7.1 Intuition and Simplified Example
Overview
- Interaction here is defined as the deviation from additivity.
- Effects of a given feature depend on other features
- In this chapter, we focus on pairwise interactions, but can extend to higher order interactions
Simplified Data Example
For illustrative purposes, create 2-way table using Titanic Dataset:
- Limit to male subpopulation
- Bifurcate Age variable into “Boys (0-16)” and “Adults (>16)” categories
- Simplify Class into “2nd” class and “other” levels
Table 7.1: Proportion of Male Survivors on Titanic
Class | Boys (0-16) | Adults (>16) | Total |
---|---|---|---|
2nd | 11/12 = 91.7% | 13/166 = 7.8% | 24/178 = 13.5% |
other | 22/69 = 31.9% | 306/1469 = 20.8% | 328/1538 = 21.3% |
Total | 33/81 = 40.7% | 319/1635 = 19.5% | 352/1716 = 20.5% |
Explain Survival Probability for Boys in 2nd Class
Additive Explanation 1
- Marginal survival probability for 2nd class is 13.5%, so additive effect of class for this instance is -7% (13.5% - 20.5%) from mean.
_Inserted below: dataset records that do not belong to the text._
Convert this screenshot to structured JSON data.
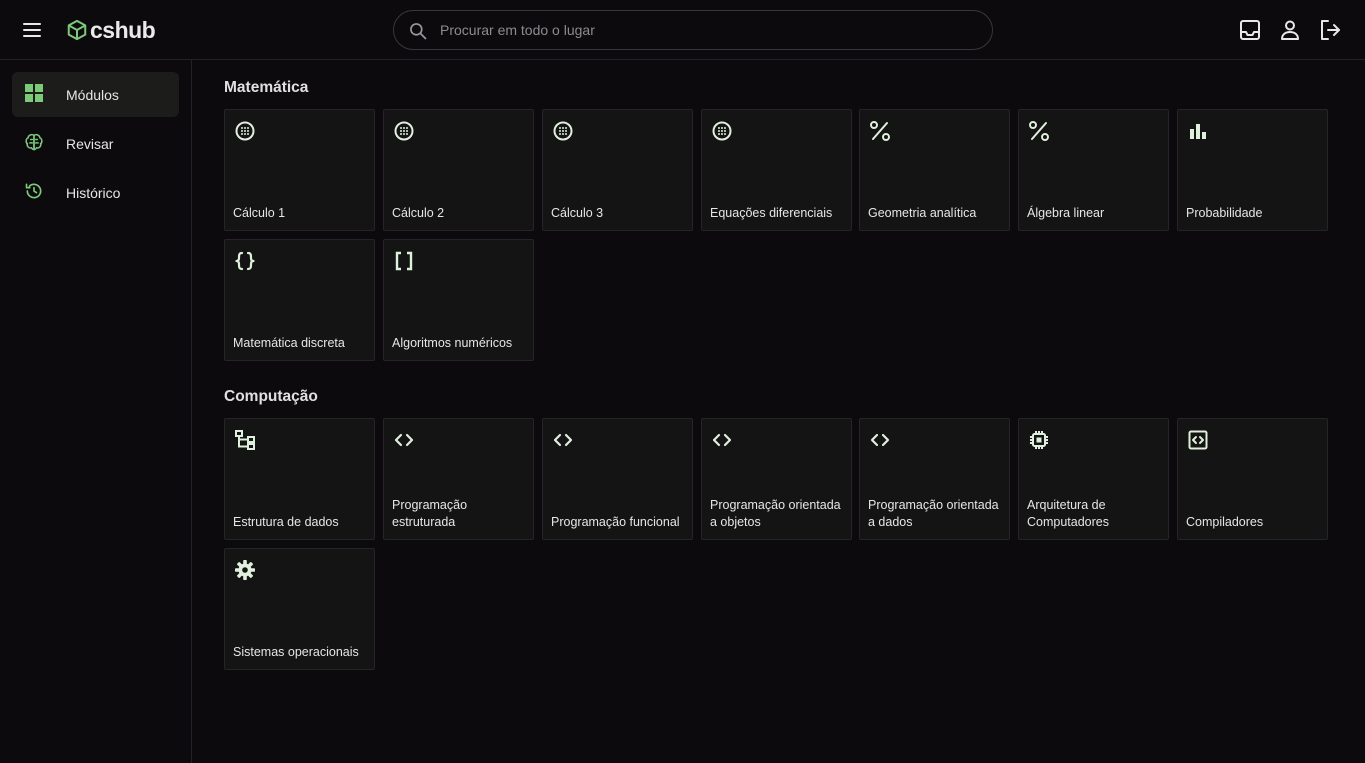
{
  "header": {
    "logo_text": "cshub",
    "search_placeholder": "Procurar em todo o lugar",
    "icons": [
      "menu-icon",
      "inbox-icon",
      "user-icon",
      "logout-icon"
    ]
  },
  "sidebar": {
    "items": [
      {
        "label": "Módulos",
        "icon": "grid-icon",
        "active": true
      },
      {
        "label": "Revisar",
        "icon": "brain-icon",
        "active": false
      },
      {
        "label": "Histórico",
        "icon": "history-icon",
        "active": false
      }
    ]
  },
  "sections": [
    {
      "title": "Matemática",
      "cards": [
        {
          "label": "Cálculo 1",
          "icon": "globe-grid-icon"
        },
        {
          "label": "Cálculo 2",
          "icon": "globe-grid-icon"
        },
        {
          "label": "Cálculo 3",
          "icon": "globe-grid-icon"
        },
        {
          "label": "Equações diferenciais",
          "icon": "globe-grid-icon"
        },
        {
          "label": "Geometria analítica",
          "icon": "vector-percent-icon"
        },
        {
          "label": "Álgebra linear",
          "icon": "vector-percent-icon"
        },
        {
          "label": "Probabilidade",
          "icon": "bar-chart-icon"
        },
        {
          "label": "Matemática discreta",
          "icon": "curly-braces-icon"
        },
        {
          "label": "Algoritmos numéricos",
          "icon": "square-brackets-icon"
        }
      ]
    },
    {
      "title": "Computação",
      "cards": [
        {
          "label": "Estrutura de dados",
          "icon": "tree-structure-icon"
        },
        {
          "label": "Programação estruturada",
          "icon": "code-icon"
        },
        {
          "label": "Programação funcional",
          "icon": "code-icon"
        },
        {
          "label": "Programação orientada a objetos",
          "icon": "code-icon"
        },
        {
          "label": "Programação orientada a dados",
          "icon": "code-icon"
        },
        {
          "label": "Arquitetura de Computadores",
          "icon": "chip-icon"
        },
        {
          "label": "Compiladores",
          "icon": "code-box-icon"
        },
        {
          "label": "Sistemas operacionais",
          "icon": "gear-icon"
        }
      ]
    }
  ],
  "colors": {
    "background": "#0c0a0d",
    "card": "#141414",
    "accent": "#7dc97a",
    "icon_light": "#dff0dc"
  }
}
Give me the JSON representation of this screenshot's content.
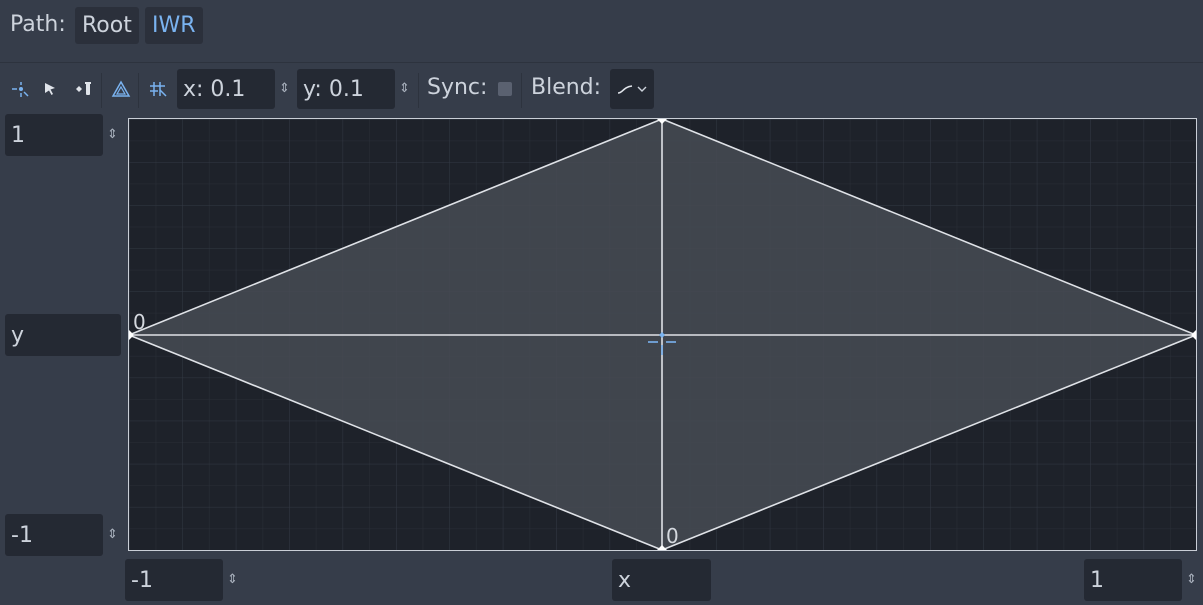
{
  "path": {
    "label": "Path:",
    "crumbs": [
      {
        "label": "Root"
      },
      {
        "label": "IWR"
      }
    ]
  },
  "toolbar": {
    "tools": [
      {
        "icon": "create-point-icon"
      },
      {
        "icon": "select-arrow-icon"
      },
      {
        "icon": "erase-point-icon"
      },
      {
        "icon": "snap-triangle-icon"
      },
      {
        "icon": "grid-snap-icon"
      }
    ],
    "snap_x": "x: 0.1",
    "snap_y": "y: 0.1",
    "sync_label": "Sync:",
    "sync_checked": false,
    "blend_label": "Blend:",
    "blend_value_icon": "blend-curve-icon"
  },
  "blend_space": {
    "y_max": "1",
    "y_label": "y",
    "y_min": "-1",
    "x_min": "-1",
    "x_label": "x",
    "x_max": "1",
    "point_labels": {
      "left": "0",
      "bottom": "0"
    }
  },
  "colors": {
    "background": "#363d4a",
    "canvas": "#1e222a",
    "accent": "#7ab3f0",
    "lines": "#d9dde3"
  }
}
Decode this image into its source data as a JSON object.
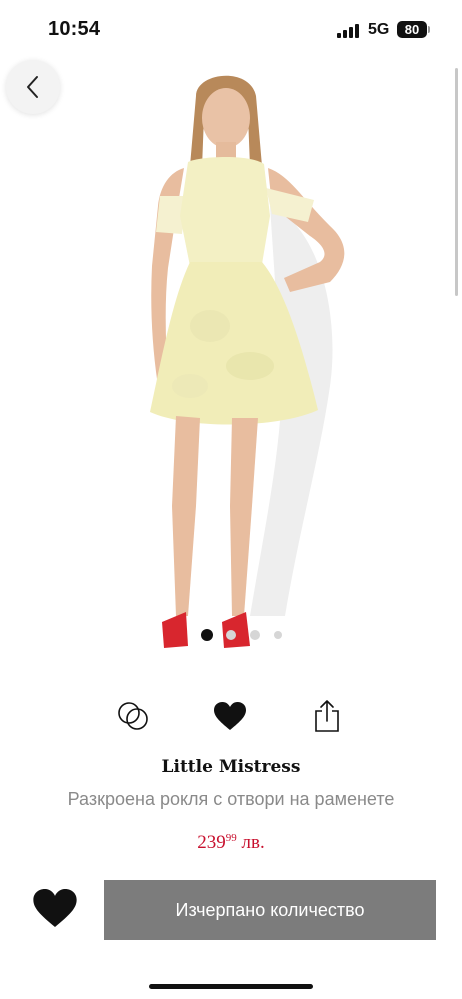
{
  "status_bar": {
    "time": "10:54",
    "network": "5G",
    "battery": "80"
  },
  "product": {
    "brand": "Little Mistress",
    "name": "Разкроена рокля с отвори на раменете",
    "price_main": "239",
    "price_cents": "99",
    "currency": "лв.",
    "image_description": "Model wearing pale yellow jacquard cold-shoulder skater dress with red heels"
  },
  "carousel": {
    "total": 4,
    "active": 1
  },
  "actions": {
    "compare_icon": "compare-rings-icon",
    "favorite_icon": "heart-icon",
    "share_icon": "share-icon"
  },
  "bottom_bar": {
    "soldout_label": "Изчерпано количество"
  },
  "colors": {
    "price": "#c8102e",
    "soldout_button": "#7c7c7c",
    "dress": "#f3f0c4"
  }
}
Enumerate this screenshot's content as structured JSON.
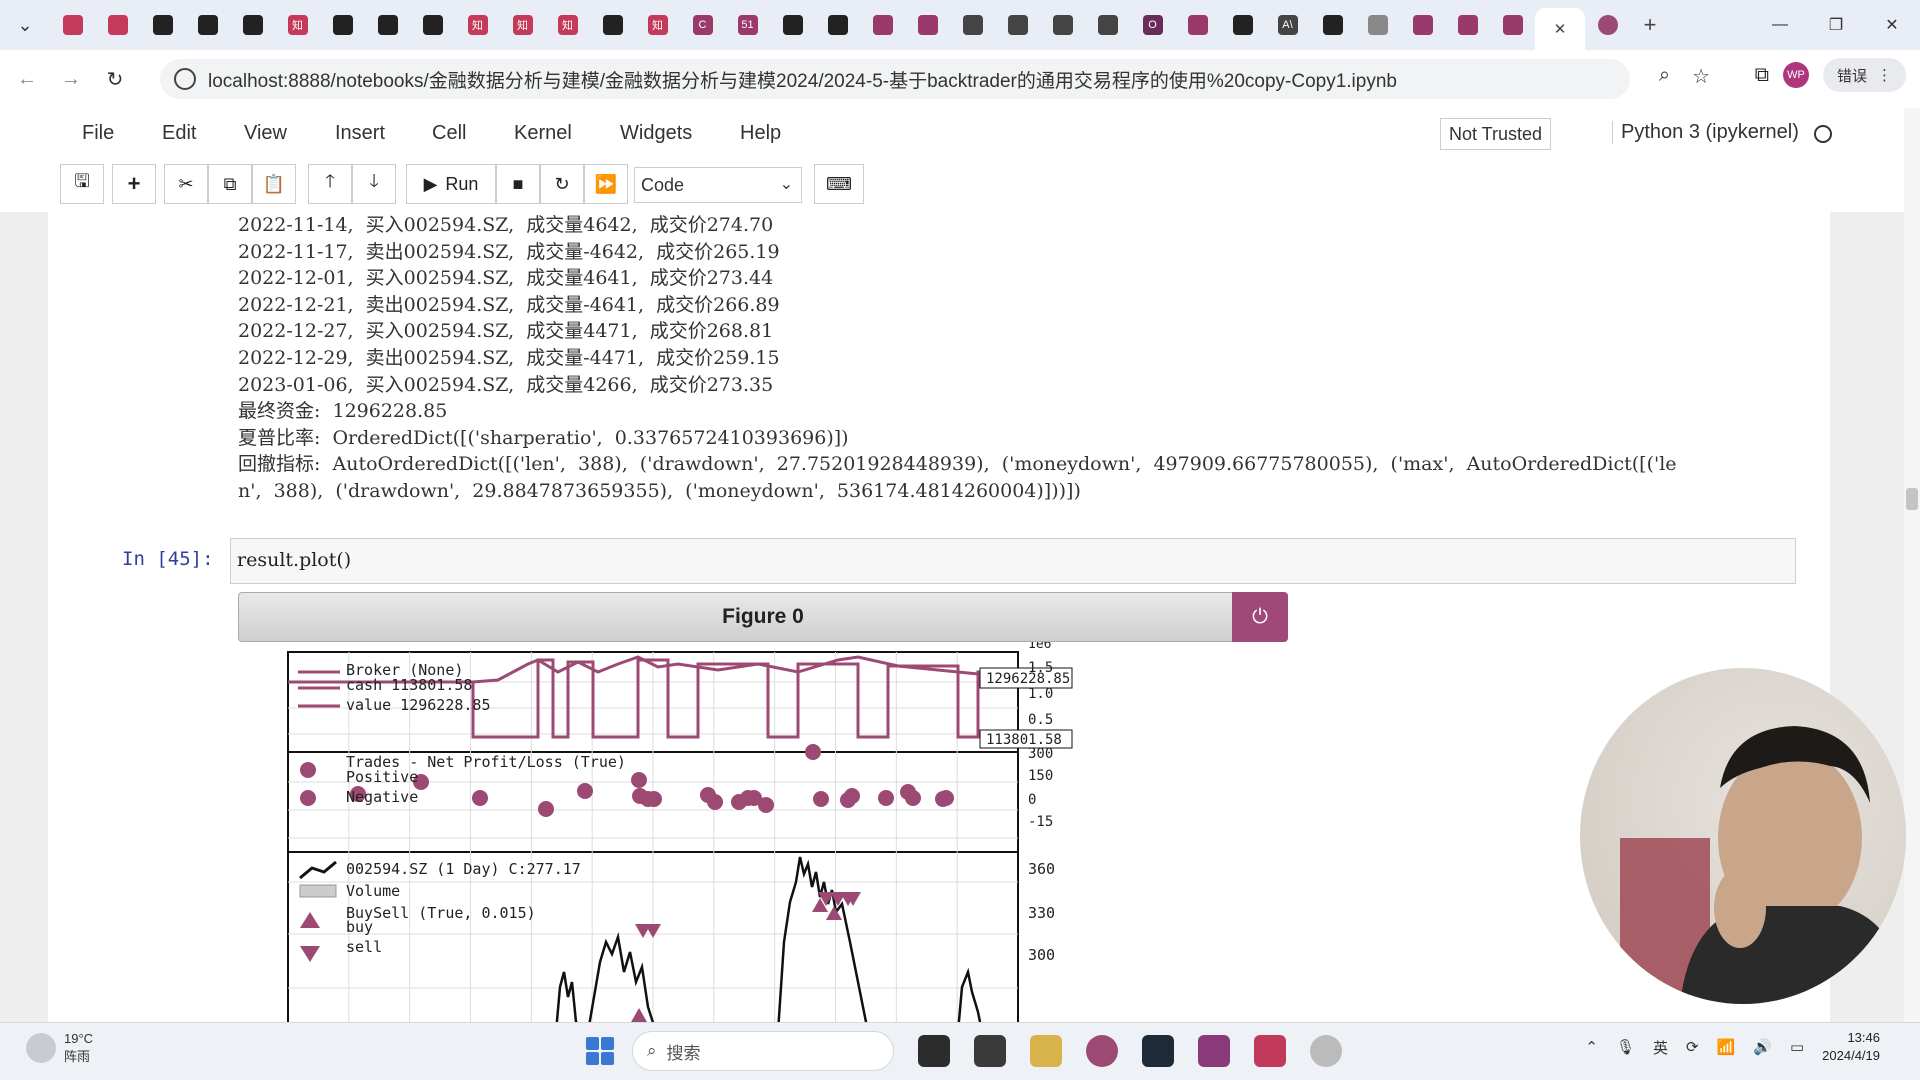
{
  "browser": {
    "tabs": [
      {
        "icon": "calendar-icon",
        "color": "#c43a5b"
      },
      {
        "icon": "record-icon",
        "color": "#c43a5b"
      },
      {
        "icon": "github-icon",
        "color": "#222"
      },
      {
        "icon": "video-icon",
        "color": "#222"
      },
      {
        "icon": "video-icon",
        "color": "#222"
      },
      {
        "icon": "zhihu-icon",
        "color": "#c43a5b",
        "label": "知"
      },
      {
        "icon": "x-icon",
        "color": "#222"
      },
      {
        "icon": "notion-icon",
        "color": "#222"
      },
      {
        "icon": "video-icon",
        "color": "#222"
      },
      {
        "icon": "zhihu-icon",
        "color": "#c43a5b",
        "label": "知"
      },
      {
        "icon": "zhihu-icon",
        "color": "#c43a5b",
        "label": "知"
      },
      {
        "icon": "zhihu-icon",
        "color": "#c43a5b",
        "label": "知"
      },
      {
        "icon": "github-icon",
        "color": "#222"
      },
      {
        "icon": "zhihu-icon",
        "color": "#c43a5b",
        "label": "知"
      },
      {
        "icon": "c-icon",
        "color": "#9a3a6a",
        "label": "C"
      },
      {
        "icon": "51-icon",
        "color": "#9a3a6a",
        "label": "51"
      },
      {
        "icon": "github-icon",
        "color": "#222"
      },
      {
        "icon": "video-icon",
        "color": "#222"
      },
      {
        "icon": "cloud-icon",
        "color": "#9a3a6a"
      },
      {
        "icon": "cloud-icon",
        "color": "#9a3a6a"
      },
      {
        "icon": "book-icon",
        "color": "#444"
      },
      {
        "icon": "book-icon",
        "color": "#444"
      },
      {
        "icon": "book-icon",
        "color": "#444"
      },
      {
        "icon": "avatar-icon",
        "color": "#444"
      },
      {
        "icon": "o-icon",
        "color": "#6a2a5a",
        "label": "O"
      },
      {
        "icon": "scissor-icon",
        "color": "#9a3a6a"
      },
      {
        "icon": "github-icon",
        "color": "#222"
      },
      {
        "icon": "ai-icon",
        "color": "#444",
        "label": "A\\"
      },
      {
        "icon": "github-icon",
        "color": "#222"
      },
      {
        "icon": "loading-icon",
        "color": "#888"
      },
      {
        "icon": "notebook-icon",
        "color": "#9a3a6a"
      },
      {
        "icon": "notebook-icon",
        "color": "#9a3a6a"
      },
      {
        "icon": "notebook-icon",
        "color": "#9a3a6a"
      }
    ],
    "url": "localhost:8888/notebooks/金融数据分析与建模/金融数据分析与建模2024/2024-5-基于backtrader的通用交易程序的使用%20copy-Copy1.ipynb",
    "error_label": "错误",
    "profile_label": "WP"
  },
  "jupyter": {
    "menu": [
      "File",
      "Edit",
      "View",
      "Insert",
      "Cell",
      "Kernel",
      "Widgets",
      "Help"
    ],
    "not_trusted": "Not Trusted",
    "kernel": "Python 3 (ipykernel)",
    "run_label": "Run",
    "cell_type": "Code"
  },
  "output_lines": [
    "2022-11-14,  买入002594.SZ,  成交量4642,  成交价274.70",
    "2022-11-17,  卖出002594.SZ,  成交量-4642,  成交价265.19",
    "2022-12-01,  买入002594.SZ,  成交量4641,  成交价273.44",
    "2022-12-21,  卖出002594.SZ,  成交量-4641,  成交价266.89",
    "2022-12-27,  买入002594.SZ,  成交量4471,  成交价268.81",
    "2022-12-29,  卖出002594.SZ,  成交量-4471,  成交价259.15",
    "2023-01-06,  买入002594.SZ,  成交量4266,  成交价273.35",
    "最终资金:  1296228.85",
    "夏普比率:  OrderedDict([('sharperatio',  0.3376572410393696)])",
    "回撤指标:  AutoOrderedDict([('len',  388),  ('drawdown',  27.75201928448939),  ('moneydown',  497909.66775780055),  ('max',  AutoOrderedDict([('le",
    "n',  388),  ('drawdown',  29.8847873659355),  ('moneydown',  536174.4814260004)]))])"
  ],
  "cell": {
    "prompt": "In  [45]:",
    "code": "result.plot()"
  },
  "figure": {
    "title": "Figure 0",
    "broker_legend": [
      "Broker  (None)",
      "cash  113801.58",
      "value  1296228.85"
    ],
    "broker_value_label": "1296228.85",
    "broker_cash_label": "113801.58",
    "broker_scale_label": "1e6",
    "broker_ticks": [
      "1.5",
      "1.0",
      "0.5"
    ],
    "trades_legend": [
      "Trades  -  Net  Profit/Loss  (True)",
      "Positive",
      "Negative"
    ],
    "trades_ticks": [
      "300",
      "150",
      "0",
      "-15"
    ],
    "price_legend": [
      "002594.SZ  (1  Day)  C:277.17",
      "Volume",
      "BuySell  (True,  0.015)",
      "buy",
      "sell"
    ],
    "price_ticks": [
      "360",
      "330",
      "300"
    ],
    "color": "#9c4a74"
  },
  "taskbar": {
    "weather_temp": "19°C",
    "weather_desc": "阵雨",
    "search_placeholder": "搜索",
    "time": "13:46",
    "date": "2024/4/19"
  }
}
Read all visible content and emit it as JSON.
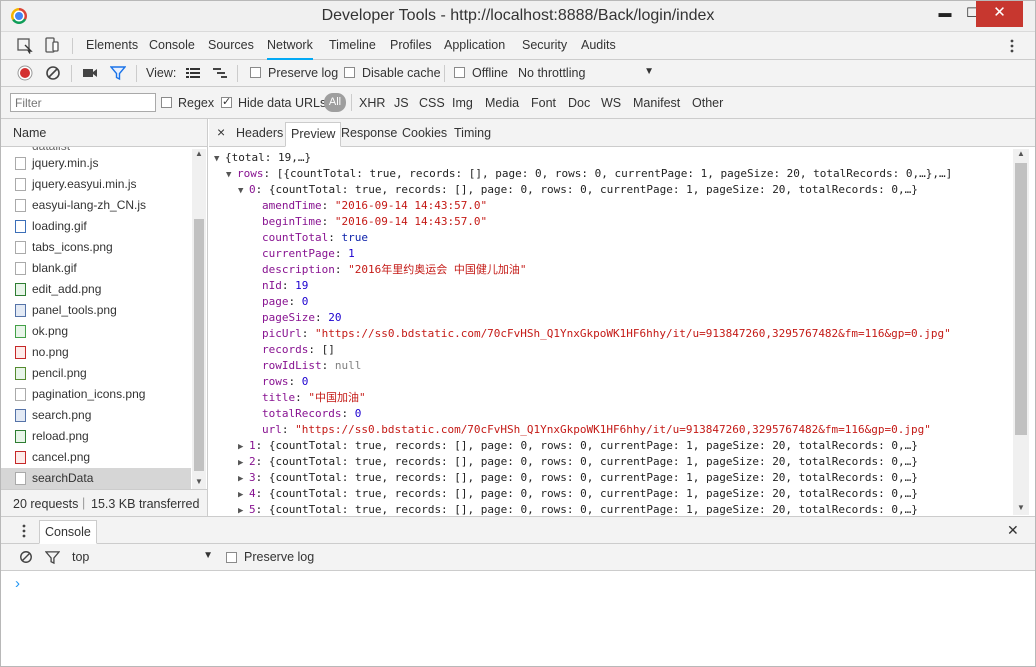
{
  "window": {
    "title": "Developer Tools - http://localhost:8888/Back/login/index",
    "min_label": "▬",
    "max_label": "☐",
    "close_label": "✕"
  },
  "tabs": [
    "Elements",
    "Console",
    "Sources",
    "Network",
    "Timeline",
    "Profiles",
    "Application",
    "Security",
    "Audits"
  ],
  "active_tab": "Network",
  "network_toolbar": {
    "view_label": "View:",
    "preserve_log": "Preserve log",
    "disable_cache": "Disable cache",
    "offline": "Offline",
    "throttling": "No throttling"
  },
  "filter_bar": {
    "placeholder": "Filter",
    "regex": "Regex",
    "hide_data_urls": "Hide data URLs",
    "all": "All",
    "types": [
      "XHR",
      "JS",
      "CSS",
      "Img",
      "Media",
      "Font",
      "Doc",
      "WS",
      "Manifest",
      "Other"
    ]
  },
  "requests": {
    "header": "Name",
    "partial": "datalist",
    "files": [
      "jquery.min.js",
      "jquery.easyui.min.js",
      "easyui-lang-zh_CN.js",
      "loading.gif",
      "tabs_icons.png",
      "blank.gif",
      "edit_add.png",
      "panel_tools.png",
      "ok.png",
      "no.png",
      "pencil.png",
      "pagination_icons.png",
      "search.png",
      "reload.png",
      "cancel.png",
      "searchData"
    ],
    "summary_count": "20 requests",
    "summary_sep": "|",
    "summary_size": "15.3 KB transferred"
  },
  "detail_tabs": [
    "Headers",
    "Preview",
    "Response",
    "Cookies",
    "Timing"
  ],
  "detail_active": "Preview",
  "detail_close": "×",
  "preview": {
    "root": "{total: 19,…}",
    "rows_key": "rows",
    "rows_summary": "[{countTotal: true, records: [], page: 0, rows: 0, currentPage: 1, pageSize: 20, totalRecords: 0,…},…]",
    "item_summary": "{countTotal: true, records: [], page: 0, rows: 0, currentPage: 1, pageSize: 20, totalRecords: 0,…}",
    "expanded_index": "0",
    "props": [
      {
        "key": "amendTime",
        "val": "\"2016-09-14 14:43:57.0\"",
        "kind": "s"
      },
      {
        "key": "beginTime",
        "val": "\"2016-09-14 14:43:57.0\"",
        "kind": "s"
      },
      {
        "key": "countTotal",
        "val": "true",
        "kind": "b"
      },
      {
        "key": "currentPage",
        "val": "1",
        "kind": "n"
      },
      {
        "key": "description",
        "val": "\"2016年里约奥运会 中国健儿加油\"",
        "kind": "s"
      },
      {
        "key": "nId",
        "val": "19",
        "kind": "n"
      },
      {
        "key": "page",
        "val": "0",
        "kind": "n"
      },
      {
        "key": "pageSize",
        "val": "20",
        "kind": "n"
      },
      {
        "key": "picUrl",
        "val": "\"https://ss0.bdstatic.com/70cFvHSh_Q1YnxGkpoWK1HF6hhy/it/u=913847260,3295767482&fm=116&gp=0.jpg\"",
        "kind": "s"
      },
      {
        "key": "records",
        "val": "[]",
        "kind": "p"
      },
      {
        "key": "rowIdList",
        "val": "null",
        "kind": "nl"
      },
      {
        "key": "rows",
        "val": "0",
        "kind": "n"
      },
      {
        "key": "title",
        "val": "\"中国加油\"",
        "kind": "s"
      },
      {
        "key": "totalRecords",
        "val": "0",
        "kind": "n"
      },
      {
        "key": "url",
        "val": "\"https://ss0.bdstatic.com/70cFvHSh_Q1YnxGkpoWK1HF6hhy/it/u=913847260,3295767482&fm=116&gp=0.jpg\"",
        "kind": "s"
      }
    ],
    "collapsed_indices": [
      "1",
      "2",
      "3",
      "4",
      "5"
    ]
  },
  "drawer": {
    "tab": "Console",
    "context": "top",
    "preserve_log": "Preserve log",
    "prompt": "›",
    "close": "✕"
  },
  "colors": {
    "accent": "#03a9f4",
    "record": "#d32f2f",
    "filter_active": "#1a73e8"
  }
}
- Survival probability for boys in 2nd class is 91.7%, so additive effect of boys is 78.2% (91.7% - 13.5%)
Additive Explanation 2
- Probability of survival for boys is 40.7%, so additive effect of boys from the mean is 20.2% (40.7% - 20.5%)
- 2nd class survival chance for boys is 91.7%. Therefore, the 2nd class additive effect is 51% (91.7% - 40.7%)
Interaction Explanation
- Additive explanations give different effects depending on order due to interaction
- In other words, class depends on age and vice versa
- Calculate Interaction effect
- Calculate contribution of 2nd class/Boys together: (91.7% - 20.5% = 71.2%)
- Subtract individual variable contributions to calculate net interaction effect: (71.2% - (-7%) - 20.2%), or 58%,
- If there were no interaction effects, the probability of survival could be calculated the mean be the mean survival rate + individual variable effects (i.e., 20.5% -7% + 20.2% = 33.7%). However, this is incorrect here due to the presence of the class/age interaction.